Minggu, 23 Agustus 2015

Pecinta Kopi Se-ada-nya




Cangkir baru :)

Cinta pada sesuatu tak perlu berlebihan, benar? Tapi memang susah adanya. Makhluk bernama manusia ini terlalu mendramatisir apapun kecintaannya. Salah satunya ya, pasti saya.

Minum kopi adalah kebiasaan rutin sejak bocah yang tak pernah terpikirkan. Cinta pada kopi, saya betul-betul mengamatinya sejak 2 tahun belakangan. Tapi kopi sudah akrab di lidahku sejak balita. Kebiasaan menyeruput kopi hitam di meja Bapak. Kopi yang disajikan di meja dua kali sehari, pagi dan sore. Tapi ada peraturannya, kopi itu baru boleh kuminum kalau sudah berkurang dari sejak waktu diseduhnya. Alias, Bapak sudah minum duluan. Ya menghormati gitu, yang punya yang minum duluan. Hehehe.

Dulu, Ibu yang membuat sendiri racikan bubuk kopinya. Tapi karena alasan ‘mengefisienkan waktu’, kini lebih memilih membeli racikan kopi hitam di pasar. Beberapa tahun belakangan ini, dengan maraknya kopi instan, kopi di meja Bapak tak lagi selalu hitam pekat.

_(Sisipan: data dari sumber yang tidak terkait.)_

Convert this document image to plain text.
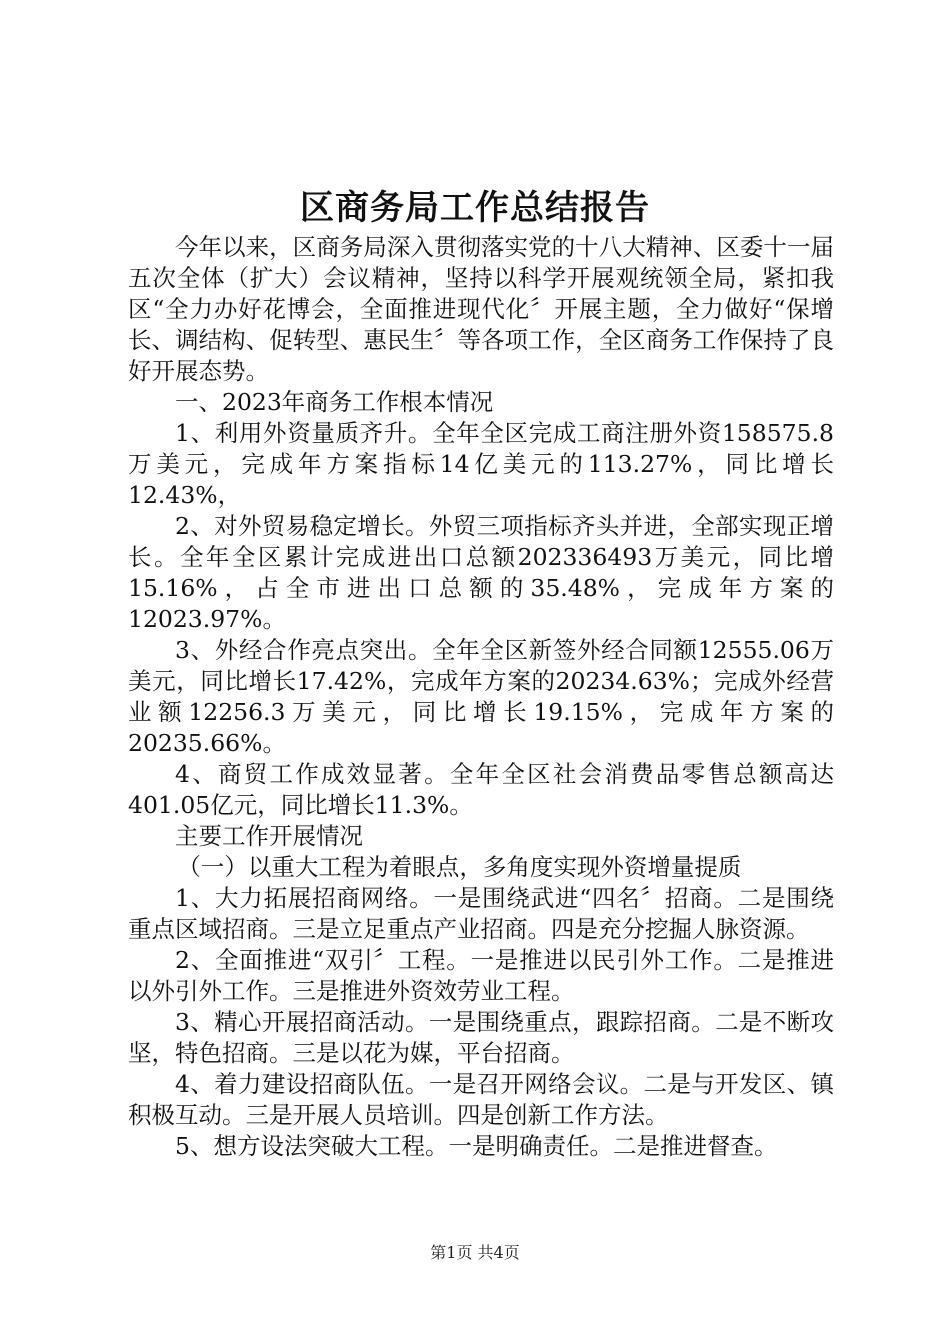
区商务局工作总结报告

今年以来，区商务局深入贯彻落实党的十八大精神、区委十一届五次全体（扩大）会议精神，坚持以科学开展观统领全局，紧扣我区“全力办好花博会，全面推进现代化〞开展主题，全力做好“保增长、调结构、促转型、惠民生〞等各项工作，全区商务工作保持了良好开展态势。

一、2023年商务工作根本情况

1、利用外资量质齐升。全年全区完成工商注册外资158575.8万美元，完成年方案指标14亿美元的113.27%，同比增长12.43%，

2、对外贸易稳定增长。外贸三项指标齐头并进，全部实现正增长。全年全区累计完成进出口总额202336493万美元，同比增15.16%，占全市进出口总额的35.48%，完成年方案的12023.97%。

3、外经合作亮点突出。全年全区新签外经合同额12555.06万美元，同比增长17.42%，完成年方案的20234.63%；完成外经营业额12256.3万美元，同比增长19.15%，完成年方案的20235.66%。

4、商贸工作成效显著。全年全区社会消费品零售总额高达401.05亿元，同比增长11.3%。

主要工作开展情况

（一）以重大工程为着眼点，多角度实现外资增量提质

1、大力拓展招商网络。一是围绕武进“四名〞招商。二是围绕重点区域招商。三是立足重点产业招商。四是充分挖掘人脉资源。

2、全面推进“双引〞工程。一是推进以民引外工作。二是推进以外引外工作。三是推进外资效劳业工程。

3、精心开展招商活动。一是围绕重点，跟踪招商。二是不断攻坚，特色招商。三是以花为媒，平台招商。

4、着力建设招商队伍。一是召开网络会议。二是与开发区、镇积极互动。三是开展人员培训。四是创新工作方法。

5、想方设法突破大工程。一是明确责任。二是推进督查。

第1页 共4页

Mungkin karena Dee atau karena saya mulai sibuk berfilosofi, saya jatuh cinta pada kubangan hitam itu. Cinta yang seadanya.

Baru beberapa jam yang lalu saya membahas Latte bersama seorang kawan saat kami tengah menikmati Mocca Float. (Mungkin lebih baik kusapa dulu dia, hai Indry!) Membincangkan para pecinta kopi yang sibuk mengulas kopi sepanjang hidupnya. Rela bepergian jauh, survei dan mencicipi berbagai varian kopi dari penjuru dunia. Ya, mereka begitu karena ada kesempatan, budget dan imbuhan keberuntungan.

Beda denganku, penikmat kopi seadanya. Tak pernah benar-benar tahu jenis dan rasa kopi. Minum kopi selalu apa adanya, apa yang ada ya itu yang diseduh. Begitu saja sudah cukup. Cukup saya mengenali kopi dan jatuh hati padanya, dengan sederhana. Tanpa perlu mencari lagi.

Cukup melihat liukan asapnya, menghirup aromanya, dan menyesapnya lalu menyimpulkan catatan kecil dalam notes. Itu cukup untukku. Tak perlu berlebihan. Seadanya.*ET

4 komentar:

  1. Bersama saya, penikmat Cappucino. Sejenis kopi, tapi cuma saudara. Dan hanya menjadi penikmat :)

    BalasHapus
    Balasan
    1. Mungkin sepupu, tapi tak apa, menyesapnya bersama (dgn varian berbeda) menjadi lebih syahdu~

      Hapus
  2. Balasan
    1. Iya nih mas dityo... Ngopi sambil ngefilosofi. Hehe.